Q: Were you part of No 10 groupthink? Or did you know it was wrong, but felt too junior to protest?
Cummings says, although the original plan looked terrible, one big peak looked better than another peak in the winter.
There was a better alternative. But he says people did not start discussing that until 12/13 March. Until then, people thought the alternative approach (lockdown) was possible.
And even after that there were people on Sage who thought the lockdown policy was a mistake. The scientists were still arguing about that at the meeting on 18 March.
Cummings says he does not think of himself as a whistle-blower.
He thinks “it’s a disaster that I acted too late”.
But he was frightened of acting, he says. He says he was asking himself if he hit the panic button, and persuaded the PM to change, whether he would be responsible for thousands of deaths.
11:54
Q: Are you here to settle scores?
Cummings says he was invited to give evidence. He says the relatives of people who died deserve the truth.
Q: Why did you go into No 10? Was it for your agenda or the PM?
Cummings says there would have been a crisis if Brexit had not been implemented from the second half of 2019. He says reasonable people can take different views on Brexit, but there was a crisis in 2019. He says “God only knows” what would have happened if Covid had struck then (when parliament was deadlocked).
11:50
Cummings says, if you had dropped Bill Gates or some of the most competent people in the world, into No 10 in early March they would have found it a complete nightmare.

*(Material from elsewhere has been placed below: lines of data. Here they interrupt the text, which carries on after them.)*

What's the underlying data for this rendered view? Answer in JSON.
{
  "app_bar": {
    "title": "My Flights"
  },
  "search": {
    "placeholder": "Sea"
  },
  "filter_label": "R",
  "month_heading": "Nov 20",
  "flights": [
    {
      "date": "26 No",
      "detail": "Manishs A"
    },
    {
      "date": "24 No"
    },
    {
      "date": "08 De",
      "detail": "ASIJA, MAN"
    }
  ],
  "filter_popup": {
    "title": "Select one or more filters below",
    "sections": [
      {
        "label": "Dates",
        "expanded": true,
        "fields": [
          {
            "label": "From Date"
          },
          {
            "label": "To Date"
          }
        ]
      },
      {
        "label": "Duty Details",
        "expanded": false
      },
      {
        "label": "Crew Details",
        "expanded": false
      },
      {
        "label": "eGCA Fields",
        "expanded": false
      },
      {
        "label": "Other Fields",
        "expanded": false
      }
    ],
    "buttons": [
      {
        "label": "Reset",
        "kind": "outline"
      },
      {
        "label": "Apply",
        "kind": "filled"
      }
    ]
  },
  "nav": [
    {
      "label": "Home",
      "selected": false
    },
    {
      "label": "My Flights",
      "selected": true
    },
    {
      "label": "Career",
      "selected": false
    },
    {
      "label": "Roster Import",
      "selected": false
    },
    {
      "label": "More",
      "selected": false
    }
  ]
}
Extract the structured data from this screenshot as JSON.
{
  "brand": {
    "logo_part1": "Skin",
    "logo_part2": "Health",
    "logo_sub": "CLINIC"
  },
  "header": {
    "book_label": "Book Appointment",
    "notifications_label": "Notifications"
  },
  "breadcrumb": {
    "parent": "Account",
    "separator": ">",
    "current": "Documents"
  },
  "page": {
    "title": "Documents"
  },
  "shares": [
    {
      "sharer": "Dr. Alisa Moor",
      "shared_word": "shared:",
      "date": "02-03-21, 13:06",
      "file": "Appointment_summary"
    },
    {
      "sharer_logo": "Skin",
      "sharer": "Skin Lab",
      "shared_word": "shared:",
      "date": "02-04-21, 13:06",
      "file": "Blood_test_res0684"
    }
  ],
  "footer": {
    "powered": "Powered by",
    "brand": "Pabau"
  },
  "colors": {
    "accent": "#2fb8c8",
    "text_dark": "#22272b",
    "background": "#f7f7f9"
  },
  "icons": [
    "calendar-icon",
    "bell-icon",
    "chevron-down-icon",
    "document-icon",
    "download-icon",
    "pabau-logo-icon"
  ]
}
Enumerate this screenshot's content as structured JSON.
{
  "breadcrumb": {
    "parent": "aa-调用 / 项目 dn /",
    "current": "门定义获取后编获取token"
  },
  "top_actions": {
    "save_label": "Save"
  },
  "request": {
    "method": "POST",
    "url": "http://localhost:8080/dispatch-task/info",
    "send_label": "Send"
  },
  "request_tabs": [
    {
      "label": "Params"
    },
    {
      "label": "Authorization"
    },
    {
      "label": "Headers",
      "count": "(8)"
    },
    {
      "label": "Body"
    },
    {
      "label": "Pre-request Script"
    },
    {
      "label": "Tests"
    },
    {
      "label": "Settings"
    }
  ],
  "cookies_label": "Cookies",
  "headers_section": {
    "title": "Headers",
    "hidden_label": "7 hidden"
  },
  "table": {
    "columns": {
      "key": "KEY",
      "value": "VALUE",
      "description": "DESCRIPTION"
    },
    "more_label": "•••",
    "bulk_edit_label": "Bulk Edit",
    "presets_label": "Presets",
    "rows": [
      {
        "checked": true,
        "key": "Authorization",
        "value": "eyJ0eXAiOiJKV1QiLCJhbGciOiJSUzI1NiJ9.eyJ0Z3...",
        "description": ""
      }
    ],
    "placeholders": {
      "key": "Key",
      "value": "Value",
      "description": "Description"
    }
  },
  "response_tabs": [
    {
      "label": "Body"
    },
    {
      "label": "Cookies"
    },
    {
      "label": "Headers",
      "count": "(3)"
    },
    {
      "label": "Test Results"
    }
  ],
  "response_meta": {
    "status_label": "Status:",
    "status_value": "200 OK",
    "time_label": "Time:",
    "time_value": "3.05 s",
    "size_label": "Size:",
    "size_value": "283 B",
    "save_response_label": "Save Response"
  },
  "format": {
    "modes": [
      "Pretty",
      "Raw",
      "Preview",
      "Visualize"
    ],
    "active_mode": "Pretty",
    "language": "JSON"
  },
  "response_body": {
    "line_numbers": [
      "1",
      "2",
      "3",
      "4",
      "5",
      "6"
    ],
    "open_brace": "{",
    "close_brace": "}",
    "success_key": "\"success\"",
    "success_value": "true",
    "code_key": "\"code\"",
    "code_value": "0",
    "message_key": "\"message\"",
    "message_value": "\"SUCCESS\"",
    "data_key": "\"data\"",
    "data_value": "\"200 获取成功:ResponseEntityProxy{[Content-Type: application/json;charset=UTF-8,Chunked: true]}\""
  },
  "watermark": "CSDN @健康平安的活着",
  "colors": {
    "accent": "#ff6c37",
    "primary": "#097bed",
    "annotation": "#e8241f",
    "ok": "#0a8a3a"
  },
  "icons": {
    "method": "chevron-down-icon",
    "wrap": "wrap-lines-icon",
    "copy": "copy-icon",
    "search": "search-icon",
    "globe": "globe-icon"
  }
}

He says there is no doubt that Boris Johnson made “some very bad judgments and got some very serious things wrong”.
But he also says Johnson was “extremely badly let down by the whole system”. He says he played a role in that.
11:47
Aaron Bell (Con) is asking the questions now.
Q: If you knew there was no plan, what were you doing in the first two weeks of March when you could have been drawing one up?
Cummings says, from about 25 February, he was having meeting after meeting, trying to find out what was going on.
He says the meeting with Helen MacNamara was focused on the NHS. (See 10.32am.) At that point there was not even a plan to bury all the bodies.
11:43
Asked about the No 10 data system, Cummings says originally he was just using the white board featured in his tweet this morning. Simon Stevens from the NHS came in with figures for people in intensive care. Cummings says he would write them on the white board, and then get his iPhone out to work out the doubling time.
11:35
Cummings says the civil contingencies secretariat in the Cabinet Office “completely collapsed” under the pressure of what was happening. They did not have the people, they did not have the skills and they did not have the data, he says.
He says the whole way the Cabinet Office handles national security issues needs to be changed.
He also says the Cobra system does not work. He says people cannot take phones or laptops into the meetings. That is to stop people like the Russians spying. But it did not work for Covid, he says, because people with laptops with the relevant data were not allowed in.
The last Cobra meeting he attended was a Potemkin meeting. He says the devolved authorities were there. But people know that, as soon as it was over, Nicola Sturgeon was just going to go out and announce what she wanted to do anyway.
11:32
Cummings says that one problem with Whitehall is that ministers cannot fire officials.
He says it would be better to have some sort of “dictator” in charge. If he had been prime minister, he would have put Mark Warner (his data scientist colleague) in charge of everything, giving him “kingly authority” over Whitehall.
11:28
The Telegraph’s Gordon Rayner points out that it is going to be a long day.
11:27
Cummings says he thinks there needs to be a thorough review of risk register planning. As an example, he cites the plans for a terrorist anthrax attack. He says he is concerned the plans are not as robust as they should be.